For these reasons I eventually chose the Toshiba Chromebook 2 which hit the market late last year.  The CB2 came with 4GB of RAM (on the high side of what's normally available), 16GB of SSD storage (the usual amount), and uses an Intel Bay Trail Celeron CPU (a version of the Celeron designed to conserve battery power at the expense of a bit of speed).  The main reason for picking the Toshiba was that it has a 13-inch screen with a FULL HD (1080p) screen that uses IPS display technology - in other words, this is a Chromebook with a screen that is as good as a Macbook Air.  The Toshiba also has decent audio (although the built-in speakers aren't terribly impressive, but they are not bad either).

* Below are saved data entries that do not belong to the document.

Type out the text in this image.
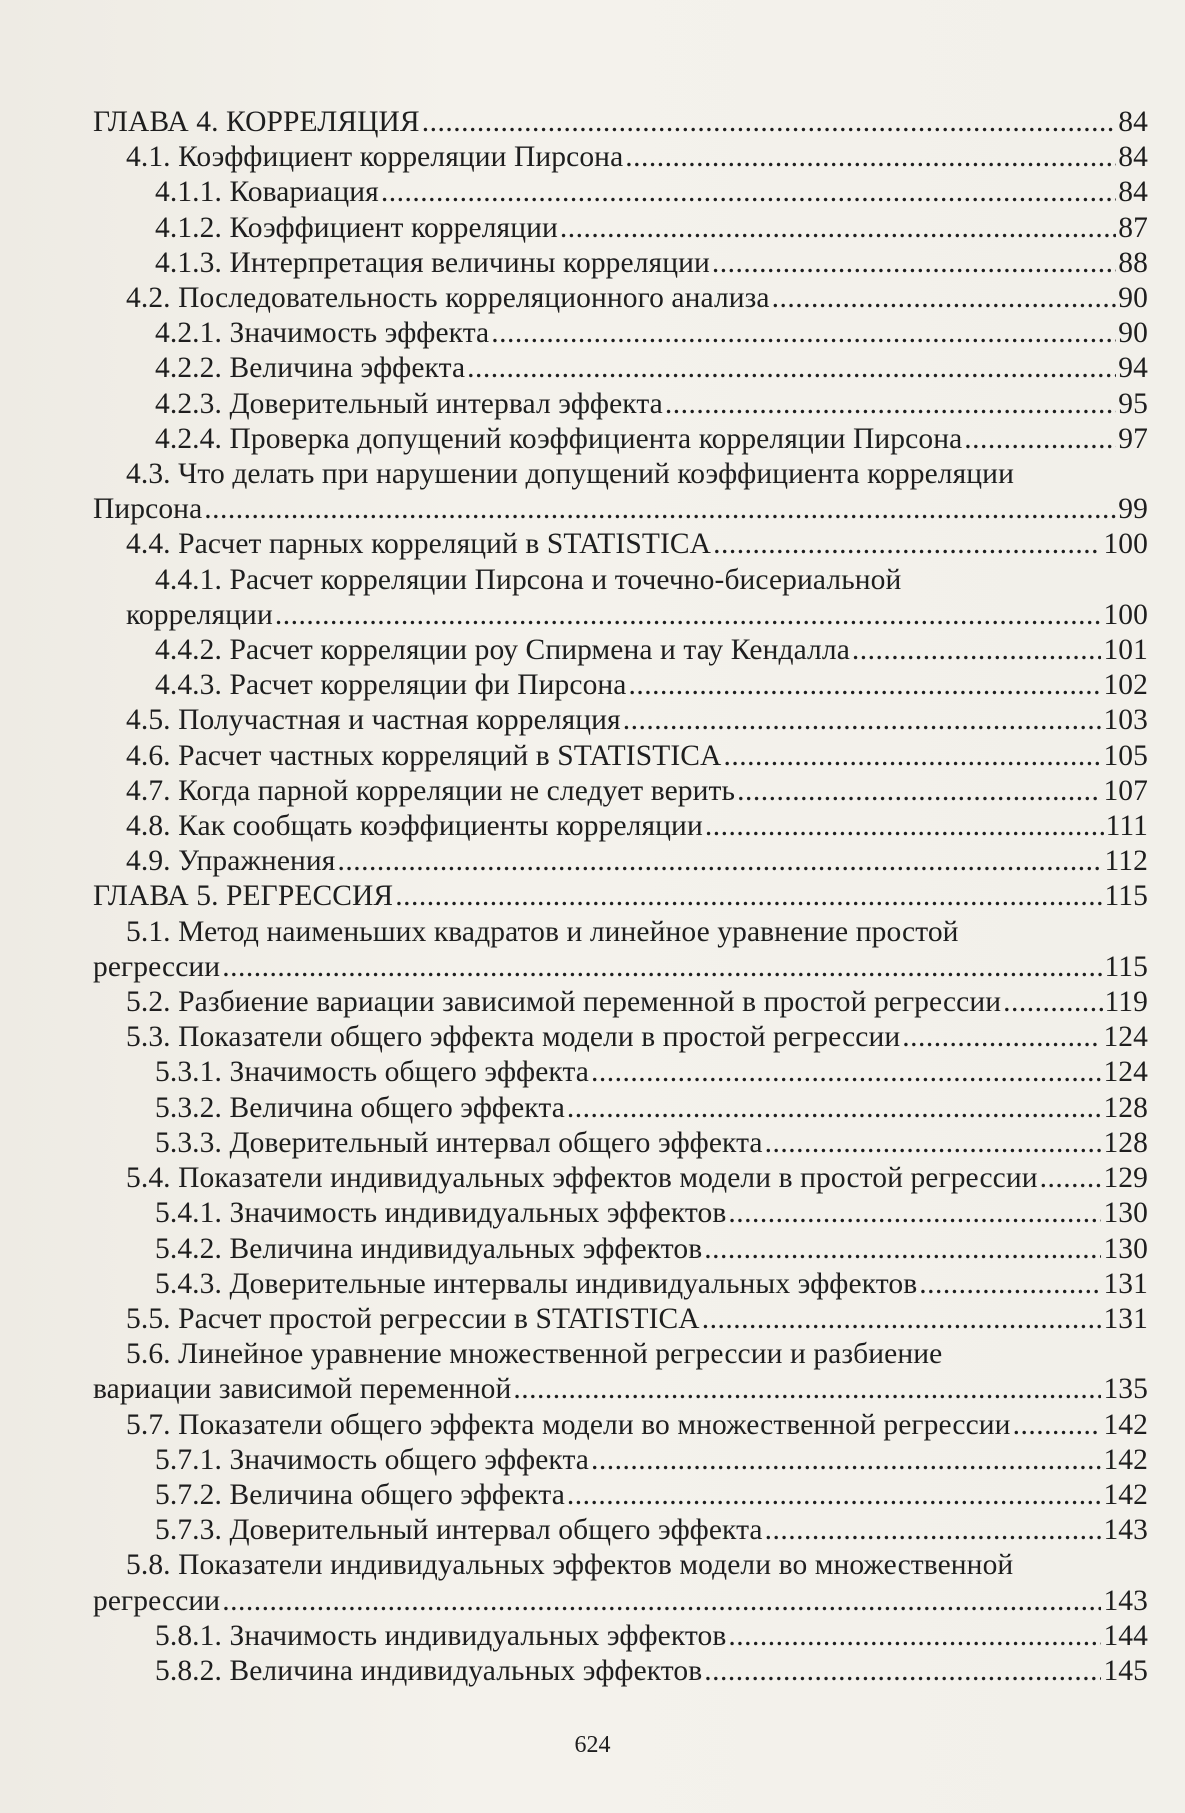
ГЛАВА 4. КОРРЕЛЯЦИЯ .....	84
4.1. Коэффициент корреляции Пирсона .....	84
4.1.1. Ковариация .....	84
4.1.2. Коэффициент корреляции .....	87
4.1.3. Интерпретация величины корреляции .....	88
4.2. Последовательность корреляционного анализа .....	90
4.2.1. Значимость эффекта .....	90
4.2.2. Величина эффекта .....	94
4.2.3. Доверительный интервал эффекта .....	95
4.2.4. Проверка допущений коэффициента корреляции Пирсона .....	97
4.3. Что делать при нарушении допущений коэффициента корреляции
Пирсона .....	99
4.4. Расчет парных корреляций в STATISTICA .....	100
4.4.1. Расчет корреляции Пирсона и точечно-бисериальной
корреляции .....	100
4.4.2. Расчет корреляции роу Спирмена и тау Кендалла .....	101
4.4.3. Расчет корреляции фи Пирсона .....	102
4.5. Получастная и частная корреляция .....	103
4.6. Расчет частных корреляций в STATISTICA .....	105
4.7. Когда парной корреляции не следует верить .....	107
4.8. Как сообщать коэффициенты корреляции .....	111
4.9. Упражнения .....	112
ГЛАВА 5. РЕГРЕССИЯ .....	115
5.1. Метод наименьших квадратов и линейное уравнение простой
регрессии .....	115
5.2. Разбиение вариации зависимой переменной в простой регрессии .....	119
5.3. Показатели общего эффекта модели в простой регрессии .....	124
5.3.1. Значимость общего эффекта .....	124
5.3.2. Величина общего эффекта .....	128
5.3.3. Доверительный интервал общего эффекта .....	128
5.4. Показатели индивидуальных эффектов модели в простой регрессии ..... 129
5.4.1. Значимость индивидуальных эффектов .....	130
5.4.2. Величина индивидуальных эффектов .....	130
5.4.3. Доверительные интервалы индивидуальных эффектов .....	131
5.5. Расчет простой регрессии в STATISTICA .....	131
5.6. Линейное уравнение множественной регрессии и разбиение
вариации зависимой переменной .....	135
5.7. Показатели общего эффекта модели во множественной регрессии .....	142
5.7.1. Значимость общего эффекта .....	142
5.7.2. Величина общего эффекта .....	142
5.7.3. Доверительный интервал общего эффекта .....	143
5.8. Показатели индивидуальных эффектов модели во множественной
регрессии .....	143
5.8.1. Значимость индивидуальных эффектов .....	144
5.8.2. Величина индивидуальных эффектов .....	145
624
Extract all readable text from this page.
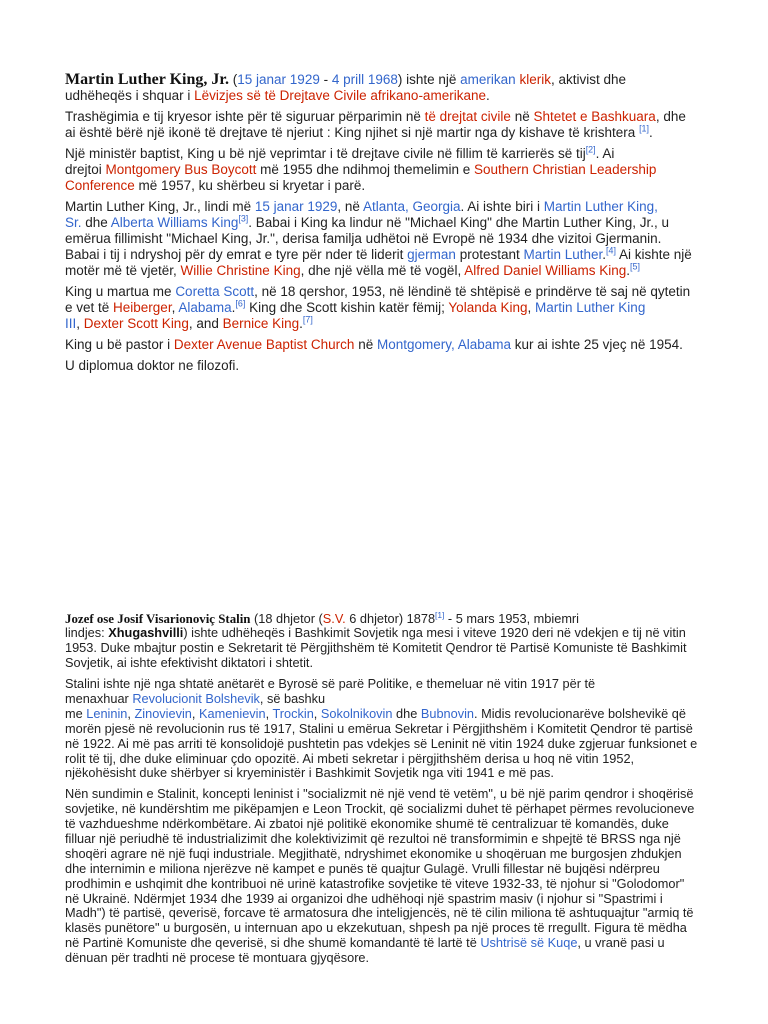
Martin Luther King, Jr. (15 janar 1929 - 4 prill 1968) ishte një amerikan klerik, aktivist dhe
udhëheqës i shquar i Lëvizjes së të Drejtave Civile afrikano-amerikane.

Trashëgimia e tij kryesor ishte për të siguruar përparimin në të drejtat civile në Shtetet e Bashkuara, dhe
ai është bërë një ikonë të drejtave të njeriut : King njihet si një martir nga dy kishave të krishtera [1].

Një ministër baptist, King u bë një veprimtar i të drejtave civile në fillim të karrierës së tij[2]. Ai
drejtoi Montgomery Bus Boycott më 1955 dhe ndihmoj themelimin e Southern Christian Leadership
Conference më 1957, ku shërbeu si kryetar i parë.

Martin Luther King, Jr., lindi më 15 janar 1929, në Atlanta, Georgia. Ai ishte biri i Martin Luther King,
Sr. dhe Alberta Williams King[3]. Babai i King ka lindur në "Michael King" dhe Martin Luther King, Jr., u
emërua fillimisht "Michael King, Jr.", derisa familja udhëtoi në Evropë në 1934 dhe vizitoi Gjermanin.
Babai i tij i ndryshoj për dy emrat e tyre për nder të liderit gjerman protestant Martin Luther.[4] Ai kishte një
motër më të vjetër, Willie Christine King, dhe një vëlla më të vogël, Alfred Daniel Williams King.[5]

King u martua me Coretta Scott, në 18 qershor, 1953, në lëndinë të shtëpisë e prindërve të saj në qytetin
e vet të Heiberger, Alabama.[6] King dhe Scott kishin katër fëmij; Yolanda King, Martin Luther King
III, Dexter Scott King, and Bernice King.[7]

King u bë pastor i Dexter Avenue Baptist Church në Montgomery, Alabama kur ai ishte 25 vjeç në 1954.

U diplomua doktor ne filozofi.

Jozef ose Josif Visarionoviç Stalin (18 dhjetor (S.V. 6 dhjetor) 1878[1] - 5 mars 1953, mbiemri
lindjes: Xhugashvilli) ishte udhëheqës i Bashkimit Sovjetik nga mesi i viteve 1920 deri në vdekjen e tij në vitin
1953. Duke mbajtur postin e Sekretarit të Përgjithshëm të Komitetit Qendror të Partisë Komuniste të Bashkimit
Sovjetik, ai ishte efektivisht diktatori i shtetit.

Stalini ishte një nga shtatë anëtarët e Byrosë së parë Politike, e themeluar në vitin 1917 për të
menaxhuar Revolucionit Bolshevik, së bashku
me Leninin, Zinovievin, Kamenievin, Trockin, Sokolnikovin dhe Bubnovin. Midis revolucionarëve bolshevikë që
morën pjesë në revolucionin rus të 1917, Stalini u emërua Sekretar i Përgjithshëm i Komitetit Qendror të partisë
në 1922. Ai më pas arriti të konsolidojë pushtetin pas vdekjes së Leninit në vitin 1924 duke zgjeruar funksionet e
rolit të tij, dhe duke eliminuar çdo opozitë. Ai mbeti sekretar i përgjithshëm derisa u hoq në vitin 1952,
njëkohësisht duke shërbyer si kryeministër i Bashkimit Sovjetik nga viti 1941 e më pas.

Nën sundimin e Stalinit, koncepti leninist i "socializmit në një vend të vetëm", u bë një parim qendror i shoqërisë
sovjetike, në kundërshtim me pikëpamjen e Leon Trockit, që socializmi duhet të përhapet përmes revolucioneve
të vazhdueshme ndërkombëtare. Ai zbatoi një politikë ekonomike shumë të centralizuar të komandës, duke
filluar një periudhë të industrializimit dhe kolektivizimit që rezultoi në transformimin e shpejtë të BRSS nga një
shoqëri agrare në një fuqi industriale. Megjithatë, ndryshimet ekonomike u shoqëruan me burgosjen zhdukjen
dhe internimin e miliona njerëzve në kampet e punës të quajtur Gulagë. Vrulli fillestar në bujqësi ndërpreu
prodhimin e ushqimit dhe kontribuoi në urinë katastrofike sovjetike të viteve 1932-33, të njohur si "Golodomor"
në Ukrainë. Ndërmjet 1934 dhe 1939 ai organizoi dhe udhëhoqi një spastrim masiv (i njohur si "Spastrimi i
Madh") të partisë, qeverisë, forcave të armatosura dhe inteligjencës, në të cilin miliona të ashtuquajtur "armiq të
klasës punëtore" u burgosën, u internuan apo u ekzekutuan, shpesh pa një proces të rregullt. Figura të mëdha
në Partinë Komuniste dhe qeverisë, si dhe shumë komandantë të lartë të Ushtrisë së Kuqe, u vranë pasi u
dënuan për tradhti në procese të montuara gjyqësore.
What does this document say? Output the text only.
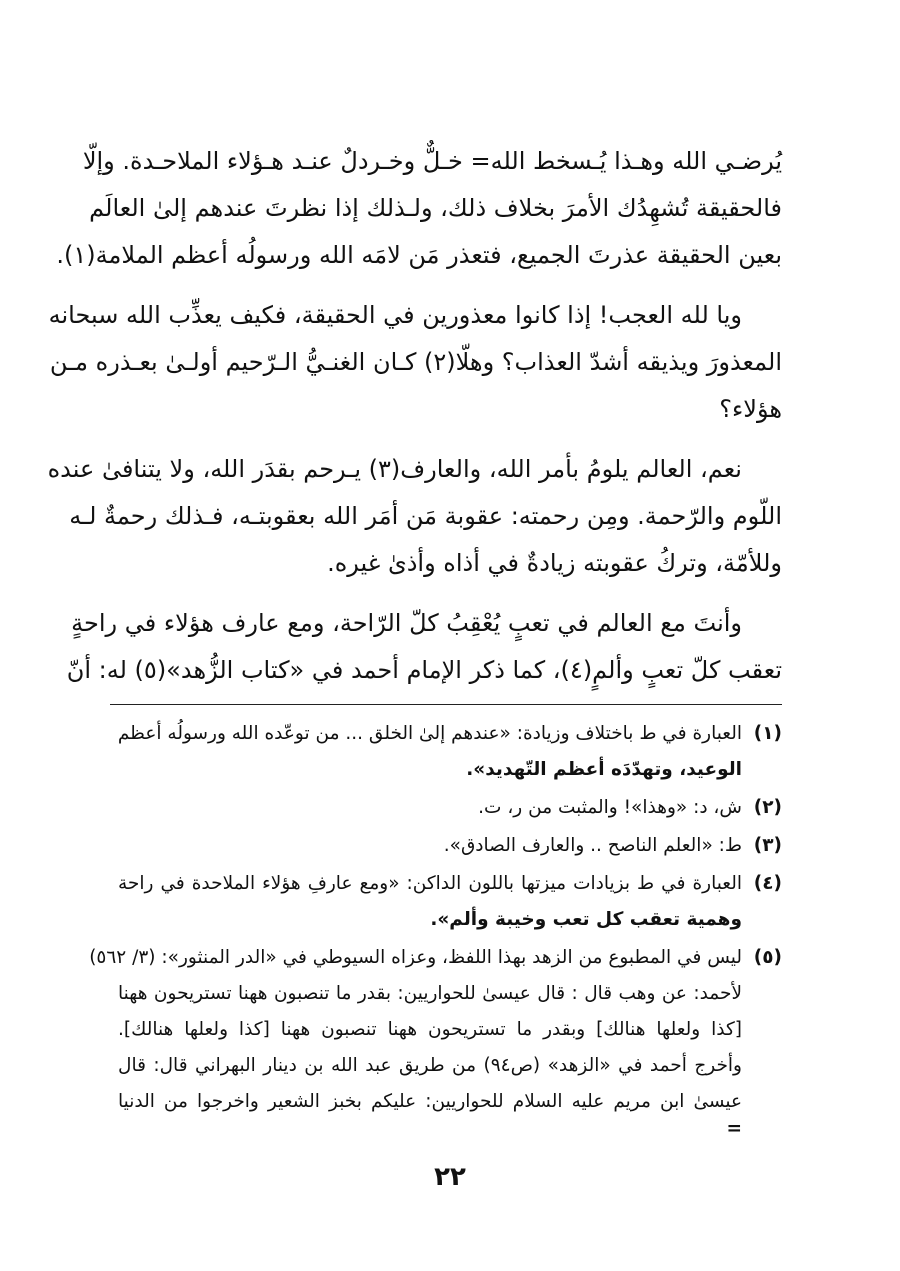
يُرضـي الله وهـذا يُـسخط الله= خـلٌّ وخـردلٌ عنـد هـؤلاء الملاحـدة. وإلّا
فالحقيقة تُشهِدُك الأمرَ بخلاف ذلك، ولـذلك إذا نظرتَ عندهم إلىٰ العالَم
بعين الحقيقة عذرتَ الجميع، فتعذر مَن لامَه الله ورسولُه أعظم الملامة(١).

ويا لله العجب! إذا كانوا معذورين في الحقيقة، فكيف يعذِّب الله سبحانه
المعذورَ ويذيقه أشدّ العذاب؟ وهلّا(٢) كـان الغنـيُّ الـرّحيم أولـىٰ بعـذره مـن
هؤلاء؟

نعم، العالم يلومُ بأمر الله، والعارف(٣) يـرحم بقدَر الله، ولا يتنافىٰ عنده
اللّوم والرّحمة. ومِن رحمته: عقوبة مَن أمَر الله بعقوبتـه، فـذلك رحمةٌ لـه
وللأمّة، وتركُ عقوبته زيادةٌ في أذاه وأذىٰ غيره.

وأنتَ مع العالم في تعبٍ يُعْقِبُ كلّ الرّاحة، ومع عارف هؤلاء في راحةٍ
تعقب كلّ تعبٍ وألمٍ(٤)، كما ذكر الإمام أحمد في «كتاب الزُّهد»(٥) له: أنّ

(١)
العبارة في ط باختلاف وزيادة: «عندهم إلىٰ الخلق ... من توعّده الله ورسولُه أعظم
الوعيد، وتهدّدَه أعظم التّهديد».
(٢)
ش، د: «وهذا»! والمثبت من ر، ت.
(٣)
ط: «العلم الناصح .. والعارف الصادق».
(٤)
العبارة في ط بزيادات ميزتها باللون الداكن: «ومع عارفِ هؤلاء الملاحدة في راحة
وهمية تعقب كل تعب وخيبة وألم».
(٥)
ليس في المطبوع من الزهد بهذا اللفظ، وعزاه السيوطي في «الدر المنثور»: (٣/ ٥٦٢)
لأحمد: عن وهب قال : قال عيسىٰ للحواريين: بقدر ما تنصبون ههنا تستريحون ههنا
[كذا ولعلها هنالك] وبقدر ما تستريحون ههنا تنصبون ههنا [كذا ولعلها هنالك].
وأخرج أحمد في «الزهد» (ص٩٤) من طريق عبد الله بن دينار البهراني قال: قال
عيسىٰ ابن مريم عليه السلام للحواريين: عليكم بخبز الشعير واخرجوا من الدنيا
=
٢٢
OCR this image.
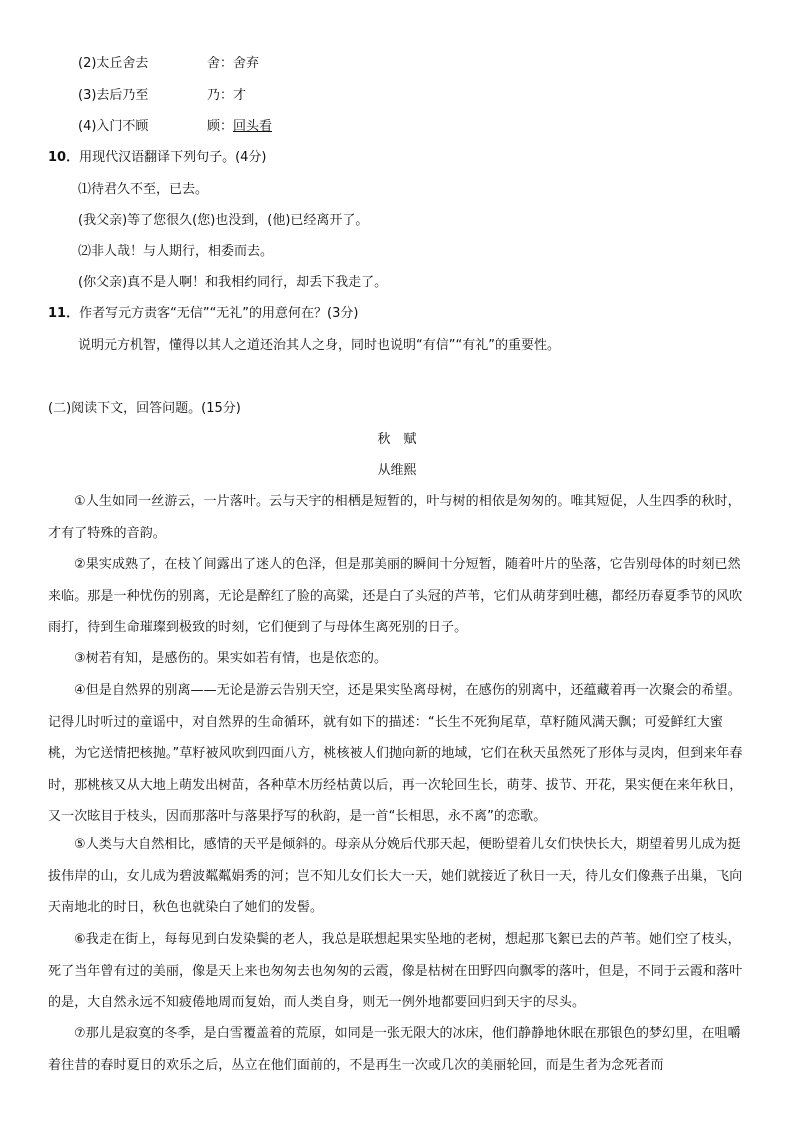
(2)太丘舍去	舍：舍弃
(3)去后乃至	乃：才
(4)入门不顾	顾：回头看
10．用现代汉语翻译下列句子。(4分)
⑴待君久不至，已去。
(我父亲)等了您很久(您)也没到，(他)已经离开了。
⑵非人哉！与人期行，相委而去。
(你父亲)真不是人啊！和我相约同行，却丢下我走了。
11．作者写元方责客“无信”“无礼”的用意何在？(3分)
说明元方机智，懂得以其人之道还治其人之身，同时也说明“有信”“有礼”的重要性。
(二)阅读下文，回答问题。(15分)
秋　赋
从维熙
①人生如同一丝游云，一片落叶。云与天宇的相栖是短暂的，叶与树的相依是匆匆的。唯其短促，人生四季的秋时，才有了特殊的音韵。
②果实成熟了，在枝丫间露出了迷人的色泽，但是那美丽的瞬间十分短暂，随着叶片的坠落，它告别母体的时刻已然来临。那是一种忧伤的别离，无论是醉红了脸的高粱，还是白了头冠的芦苇，它们从萌芽到吐穗，都经历春夏季节的风吹雨打，待到生命璀璨到极致的时刻，它们便到了与母体生离死别的日子。
③树若有知，是感伤的。果实如若有情，也是依恋的。
④但是自然界的别离——无论是游云告别天空，还是果实坠离母树，在感伤的别离中，还蕴藏着再一次聚会的希望。记得儿时听过的童谣中，对自然界的生命循环，就有如下的描述：“长生不死狗尾草，草籽随风满天飘；可爱鲜红大蜜桃，为它送情把核抛。”草籽被风吹到四面八方，桃核被人们抛向新的地域，它们在秋天虽然死了形体与灵肉，但到来年春时，那桃核又从大地上萌发出树苗，各种草木历经枯黄以后，再一次轮回生长，萌芽、拔节、开花，果实便在来年秋日，又一次眩目于枝头，因而那落叶与落果抒写的秋韵，是一首“长相思，永不离”的恋歌。
⑤人类与大自然相比，感情的天平是倾斜的。母亲从分娩后代那天起，便盼望着儿女们快快长大，期望着男儿成为挺拔伟岸的山，女儿成为碧波粼粼娟秀的河；岂不知儿女们长大一天，她们就接近了秋日一天，待儿女们像燕子出巢，飞向天南地北的时日，秋色也就染白了她们的发髻。
⑥我走在街上，每每见到白发染鬓的老人，我总是联想起果实坠地的老树，想起那飞絮已去的芦苇。她们空了枝头，死了当年曾有过的美丽，像是天上来也匆匆去也匆匆的云霞，像是枯树在田野四向飘零的落叶，但是，不同于云霞和落叶的是，大自然永远不知疲倦地周而复始，而人类自身，则无一例外地都要回归到天宇的尽头。
⑦那儿是寂寞的冬季，是白雪覆盖着的荒原，如同是一张无限大的冰床，他们静静地休眠在那银色的梦幻里，在咀嚼着往昔的春时夏日的欢乐之后，丛立在他们面前的，不是再生一次或几次的美丽轮回，而是生者为念死者而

I've been using the Chromebook daily since around Thanksgiving last year, though not as my primary computer - I keep it up at work with tabs open to a couple of Inbox sessions, usually a tab open to CNN, a tab for a flight tracking site I spend way too much time on, the Sunrise calendar, and Tweetdeck.  For this type of use, I rarely notice any slowness or issues, except that the Inbox app for connecting to Google Gmail accounts is sometimes a little laggy.

I've used the Chromebook to work on a few word processing documents using Google Docs - the experience isn't earthshattering but it works.

For streaming music and movies, the Toshiba Chromebook 2 has been great.  Honestly I don't use the built-in speakers much, but when I do they provide plenty of volume.  Audio with a decent set of earbuds sounds great.  Video is just fantastic - full screen, 1080p HD streaming video looks phenomenal, especially considering the low power of the CPU.  The screen is gorgeous and compares favorable to much more expensive laptops.

One of the few complaints I still have is that there is no way to scale the UI elements on the desktop separately from the rest of the screen.  Everything is pretty small running at 1080p, and I'm getting to the age where reading glasses are required.  It's easy enough to scale up the text in web pages though.

If anyone has questions regarding my experience using Chromebooks in general or the Toshiba in particular I'd be happy to try and answer.